Opinião Honda e Nissan vai dar em casamento ou amizade colorida?

Indústria

Honda e Nissan vai dar em casamento ou amizade colorida?

O ano de 2024 terminou com o pré-anúncio de uma potencial fusão entre a Honda e a Nissan, mas será que vai mesmo para a frente?

Honda Civic Type R com Nissan Skyline GT-R
© Razão Automóvel

A situação na Nissan é delicada e os apuros remontam a 2018, desde que foi preso o seu até então todo-poderoso diretor-executivo Carlos Ghosn, que depois se evadiu para uma das suas pátrias, o Líbano (avesso a extradições), alegadamente escondido numa caixa para um instrumento musical.

E a situação tem vindo a agravar-se com quebras de vendas, prejuízos e perda da cotação em bolsa (35% só no último ano).

A tecnologia de propulsão elétrica está atrasada, as vendas na China (maior mercado automóvel do mundo) caem a pique e, com isso, agrava-se o problema de excesso de capacidade de produção instalada. Atualmente a taxa de utilização é de 65%, o que fica abaixo do indicador determinante exigido para uma boa saúde financeira do fabricante de 80%.

Nissan Qashqai 2024 - 3/4 de frente em estrada
© Nissan Nissan Qashqai

A Honda não vive tempos tão conturbados, tendo uma gama de automóveis mais alargada, tecnologia híbrida de qualidade que está a ajudar as vendas globais, alavancadas pela maior popularidade dos híbridos face ao estagnar dos elétricos, permitindo uma valorização atual da marca quase quatro vezes superior à da Nissan.

Não falta quem estranhe a razão de ser desta aproximação entre os fabricantes de automóveis n.º2 (Honda) e n.º 3 (Nissan) do Japão, para uma potencial fusão.
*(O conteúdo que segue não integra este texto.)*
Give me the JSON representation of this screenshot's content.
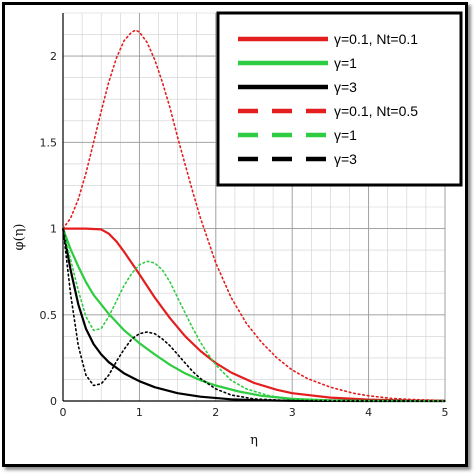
{
  "chart_data": {
    "type": "line",
    "xlabel": "η",
    "ylabel": "φ(η)",
    "xlim": [
      0,
      5
    ],
    "ylim": [
      0,
      2.25
    ],
    "x_ticks": [
      "0",
      "1",
      "2",
      "3",
      "4",
      "5"
    ],
    "y_ticks": [
      "0",
      "0.5",
      "1",
      "1.5",
      "2"
    ],
    "minor_grid": true,
    "grid": true,
    "legend_position": "top-right",
    "series": [
      {
        "name": "γ=0.1, Nt=0.1",
        "color": "#e41e1e",
        "style": "solid",
        "x": [
          0,
          0.3,
          0.5,
          0.6,
          0.7,
          0.8,
          0.9,
          1.0,
          1.2,
          1.4,
          1.6,
          1.8,
          2.0,
          2.2,
          2.5,
          2.8,
          3.0,
          3.5,
          4.0,
          4.5,
          5.0
        ],
        "y": [
          1.0,
          1.0,
          0.995,
          0.97,
          0.925,
          0.865,
          0.8,
          0.735,
          0.6,
          0.48,
          0.375,
          0.29,
          0.22,
          0.165,
          0.105,
          0.065,
          0.045,
          0.02,
          0.008,
          0.003,
          0.001
        ]
      },
      {
        "name": "γ=1",
        "color": "#2ecc40",
        "style": "solid",
        "x": [
          0,
          0.1,
          0.2,
          0.3,
          0.4,
          0.6,
          0.8,
          1.0,
          1.2,
          1.4,
          1.6,
          1.8,
          2.0,
          2.3,
          2.6,
          3.0,
          3.5,
          4.0,
          5.0
        ],
        "y": [
          1.0,
          0.88,
          0.78,
          0.69,
          0.615,
          0.505,
          0.41,
          0.335,
          0.27,
          0.21,
          0.16,
          0.12,
          0.09,
          0.055,
          0.03,
          0.012,
          0.004,
          0.001,
          0.0
        ]
      },
      {
        "name": "γ=3",
        "color": "#000000",
        "style": "solid",
        "x": [
          0,
          0.1,
          0.2,
          0.3,
          0.4,
          0.5,
          0.6,
          0.8,
          1.0,
          1.2,
          1.5,
          1.8,
          2.2,
          2.6,
          3.0,
          4.0,
          5.0
        ],
        "y": [
          1.0,
          0.76,
          0.56,
          0.42,
          0.33,
          0.27,
          0.225,
          0.16,
          0.115,
          0.08,
          0.045,
          0.025,
          0.01,
          0.004,
          0.001,
          0.0,
          0.0
        ]
      },
      {
        "name": "γ=0.1, Nt=0.5",
        "color": "#e41e1e",
        "style": "dashed",
        "x": [
          0,
          0.1,
          0.2,
          0.3,
          0.4,
          0.5,
          0.6,
          0.7,
          0.8,
          0.9,
          0.95,
          1.0,
          1.1,
          1.2,
          1.3,
          1.4,
          1.5,
          1.6,
          1.7,
          1.8,
          2.0,
          2.2,
          2.4,
          2.6,
          2.8,
          3.0,
          3.2,
          3.5,
          3.8,
          4.0,
          4.3,
          4.6,
          5.0
        ],
        "y": [
          1.0,
          1.06,
          1.17,
          1.32,
          1.5,
          1.68,
          1.85,
          1.99,
          2.09,
          2.14,
          2.15,
          2.14,
          2.08,
          1.98,
          1.85,
          1.7,
          1.53,
          1.37,
          1.21,
          1.06,
          0.8,
          0.6,
          0.45,
          0.34,
          0.25,
          0.18,
          0.13,
          0.08,
          0.045,
          0.03,
          0.015,
          0.008,
          0.003
        ]
      },
      {
        "name": "γ=1",
        "color": "#2ecc40",
        "style": "dashed",
        "x": [
          0,
          0.1,
          0.2,
          0.3,
          0.4,
          0.5,
          0.6,
          0.7,
          0.8,
          0.9,
          1.0,
          1.1,
          1.2,
          1.3,
          1.4,
          1.5,
          1.6,
          1.7,
          1.8,
          1.9,
          2.0,
          2.2,
          2.4,
          2.7,
          3.0,
          3.5,
          4.0,
          5.0
        ],
        "y": [
          1.0,
          0.82,
          0.64,
          0.49,
          0.41,
          0.42,
          0.49,
          0.58,
          0.67,
          0.74,
          0.79,
          0.81,
          0.8,
          0.76,
          0.69,
          0.6,
          0.51,
          0.42,
          0.34,
          0.27,
          0.21,
          0.12,
          0.07,
          0.03,
          0.012,
          0.003,
          0.001,
          0.0
        ]
      },
      {
        "name": "γ=3",
        "color": "#000000",
        "style": "dashed",
        "x": [
          0,
          0.1,
          0.2,
          0.3,
          0.4,
          0.5,
          0.6,
          0.7,
          0.8,
          0.9,
          1.0,
          1.1,
          1.2,
          1.3,
          1.4,
          1.5,
          1.6,
          1.7,
          1.8,
          1.9,
          2.0,
          2.2,
          2.5,
          3.0,
          3.5,
          4.0,
          5.0
        ],
        "y": [
          1.0,
          0.62,
          0.32,
          0.15,
          0.09,
          0.1,
          0.15,
          0.23,
          0.3,
          0.36,
          0.39,
          0.4,
          0.39,
          0.36,
          0.32,
          0.27,
          0.22,
          0.17,
          0.13,
          0.1,
          0.07,
          0.035,
          0.012,
          0.002,
          0.0,
          0.0,
          0.0
        ]
      }
    ]
  }
}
Afinal, este impulso tem sido resistido por ambos ao longo de décadas, quando um ou os dois entravam em períodos de debilidade, própria ou conjuntural.

É claro que o volume acumulado de vendas — 3,8 milhões de Honda, mais 3,4 milhões de Nissan — permitiria criar um gigante automóvel mundial com mais de sete milhões de carros fabricados anualmente.
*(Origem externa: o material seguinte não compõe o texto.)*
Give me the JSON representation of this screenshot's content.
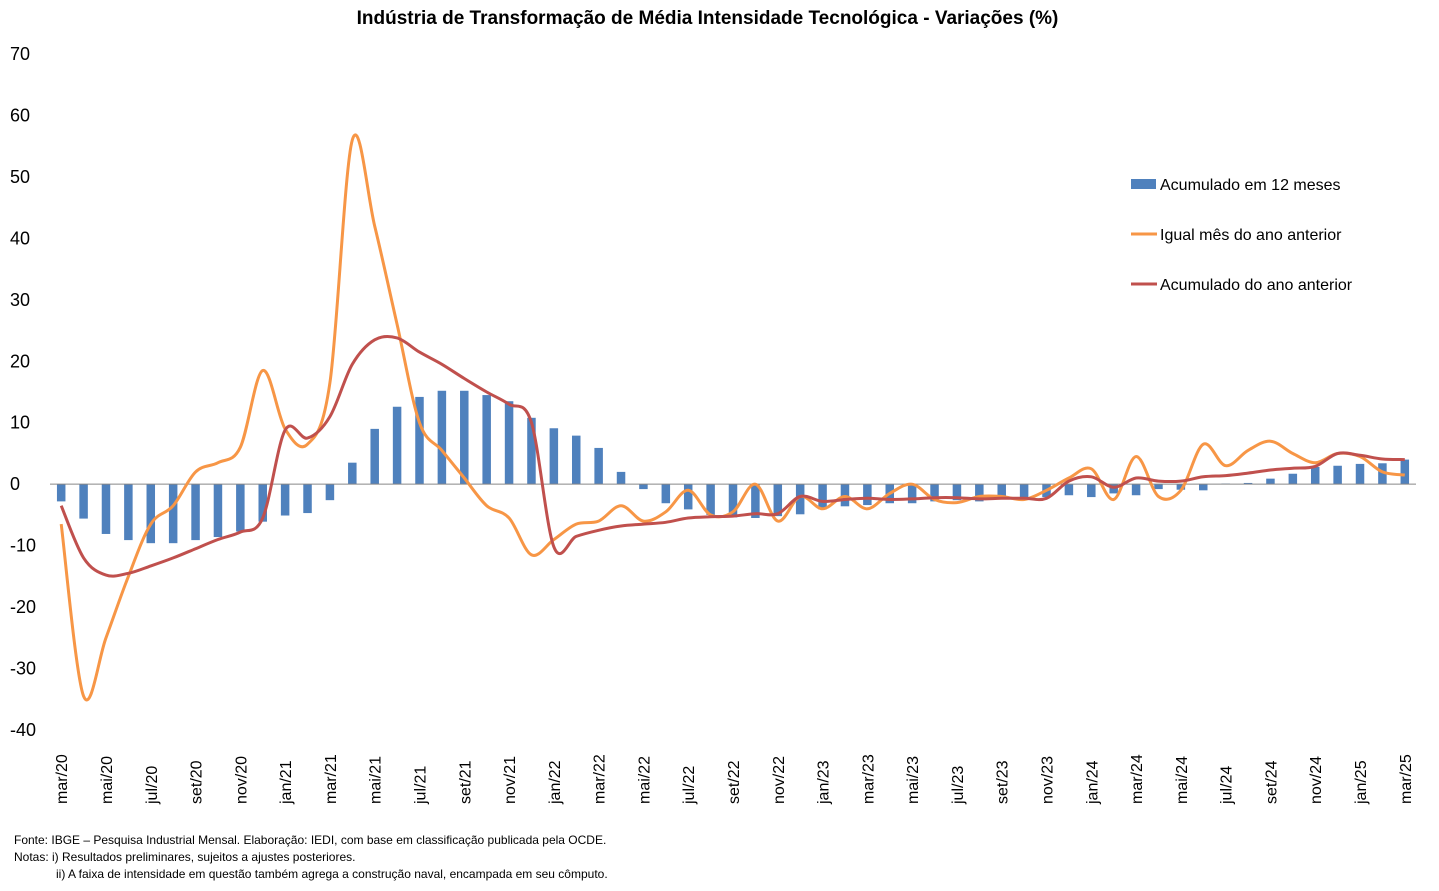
{
  "chart_data": {
    "type": "bar",
    "title": "Indústria de Transformação de Média Intensidade Tecnológica - Variações (%)",
    "ylim": [
      -40,
      70
    ],
    "yticks": [
      70,
      60,
      50,
      40,
      30,
      20,
      10,
      0,
      -10,
      -20,
      -30,
      -40
    ],
    "categories": [
      "mar/20",
      "abr/20",
      "mai/20",
      "jun/20",
      "jul/20",
      "ago/20",
      "set/20",
      "out/20",
      "nov/20",
      "dez/20",
      "jan/21",
      "fev/21",
      "mar/21",
      "abr/21",
      "mai/21",
      "jun/21",
      "jul/21",
      "ago/21",
      "set/21",
      "out/21",
      "nov/21",
      "dez/21",
      "jan/22",
      "fev/22",
      "mar/22",
      "abr/22",
      "mai/22",
      "jun/22",
      "jul/22",
      "ago/22",
      "set/22",
      "out/22",
      "nov/22",
      "dez/22",
      "jan/23",
      "fev/23",
      "mar/23",
      "abr/23",
      "mai/23",
      "jun/23",
      "jul/23",
      "ago/23",
      "set/23",
      "out/23",
      "nov/23",
      "dez/23",
      "jan/24",
      "fev/24",
      "mar/24",
      "abr/24",
      "mai/24",
      "jun/24",
      "jul/24",
      "ago/24",
      "set/24",
      "out/24",
      "nov/24",
      "dez/24",
      "jan/25",
      "fev/25",
      "mar/25"
    ],
    "tick_labels": [
      "mar/20",
      "mai/20",
      "jul/20",
      "set/20",
      "nov/20",
      "jan/21",
      "mar/21",
      "mai/21",
      "jul/21",
      "set/21",
      "nov/21",
      "jan/22",
      "mar/22",
      "mai/22",
      "jul/22",
      "set/22",
      "nov/22",
      "jan/23",
      "mar/23",
      "mai/23",
      "jul/23",
      "set/23",
      "nov/23",
      "jan/24",
      "mar/24",
      "mai/24",
      "jul/24",
      "set/24",
      "nov/24",
      "jan/25",
      "mar/25"
    ],
    "series": [
      {
        "name": "Acumulado em 12 meses",
        "type": "bar",
        "color": "#4f81bd",
        "values": [
          -2.8,
          -5.6,
          -8.1,
          -9.1,
          -9.6,
          -9.6,
          -9.1,
          -8.6,
          -7.7,
          -6.1,
          -5.1,
          -4.7,
          -2.6,
          3.5,
          9.0,
          12.6,
          14.2,
          15.2,
          15.2,
          14.5,
          13.5,
          10.8,
          9.1,
          7.9,
          5.9,
          2.0,
          -0.8,
          -3.1,
          -4.1,
          -5.0,
          -5.4,
          -5.5,
          -5.2,
          -4.9,
          -4.1,
          -3.6,
          -3.4,
          -3.1,
          -3.1,
          -2.8,
          -2.6,
          -2.8,
          -2.4,
          -2.3,
          -2.1,
          -1.8,
          -2.1,
          -1.5,
          -1.8,
          -0.8,
          -0.9,
          -1.0,
          0.1,
          0.2,
          0.9,
          1.7,
          2.8,
          3.0,
          3.3,
          3.4,
          4.0
        ]
      },
      {
        "name": "Igual mês do ano anterior",
        "type": "line",
        "color": "#f79646",
        "values": [
          -6.5,
          -34.5,
          -25.0,
          -15.0,
          -6.5,
          -3.5,
          2.0,
          3.5,
          6.0,
          18.5,
          9.0,
          6.5,
          16.5,
          56.0,
          42.0,
          26.0,
          10.0,
          5.5,
          1.0,
          -3.5,
          -5.5,
          -11.5,
          -9.0,
          -6.5,
          -6.0,
          -3.5,
          -6.0,
          -4.5,
          -1.0,
          -5.0,
          -4.5,
          0.0,
          -6.0,
          -2.0,
          -4.0,
          -2.0,
          -4.0,
          -1.5,
          0.0,
          -2.5,
          -3.0,
          -2.0,
          -2.0,
          -2.5,
          -1.0,
          1.0,
          2.5,
          -2.5,
          4.5,
          -2.0,
          -1.0,
          6.5,
          3.0,
          5.5,
          7.0,
          5.0,
          3.5,
          5.0,
          4.5,
          2.0,
          1.5
        ]
      },
      {
        "name": "Acumulado do ano anterior",
        "type": "line",
        "color": "#c0504d",
        "values": [
          -3.5,
          -12.0,
          -14.8,
          -14.5,
          -13.3,
          -12.0,
          -10.5,
          -9.0,
          -7.8,
          -5.5,
          8.8,
          7.5,
          11.0,
          19.5,
          23.5,
          23.8,
          21.5,
          19.5,
          17.2,
          15.0,
          13.0,
          10.0,
          -10.2,
          -8.5,
          -7.5,
          -6.8,
          -6.5,
          -6.2,
          -5.5,
          -5.3,
          -5.2,
          -4.8,
          -4.8,
          -2.0,
          -2.8,
          -2.5,
          -2.3,
          -2.5,
          -2.4,
          -2.2,
          -2.2,
          -2.4,
          -2.3,
          -2.3,
          -2.3,
          0.5,
          1.2,
          -0.5,
          1.0,
          0.5,
          0.5,
          1.2,
          1.4,
          1.8,
          2.3,
          2.6,
          2.9,
          5.0,
          4.7,
          4.1,
          4.0
        ]
      }
    ],
    "legend_position": "right",
    "grid": false
  },
  "footnotes": {
    "source": "Fonte: IBGE – Pesquisa Industrial Mensal. Elaboração: IEDI, com base em classificação publicada pela OCDE.",
    "note1": "Notas: i) Resultados preliminares, sujeitos a ajustes posteriores.",
    "note2": "ii) A faixa de intensidade em questão também agrega a construção naval, encampada em seu cômputo."
  }
}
A estes poderão juntar-se depois 900 mil Mitsubishi, que também está a estudar uma entrada no possível consórcio, totalizando mais de oito milhões de unidades por ano, aproximando-se dos 11 milhões de unidades da Toyota, o maior fabricante de automóveis do mundo.

Honda Civic, perfil
© Thom V. Esveld / Razão Automóvel Honda Civic.

O próprio Toshihibo Mibe, presidente da Honda — a acontecer, será a marca dominante na fusão —deixou bem clara a ideia de que é um passo controverso quando, na conferência em meados de dezembro, respondeu à pergunta “porque razão a Nissan poderá ser a parceira certa?” de forma bizarramente sincera: “Essa é uma pergunta difícil…!”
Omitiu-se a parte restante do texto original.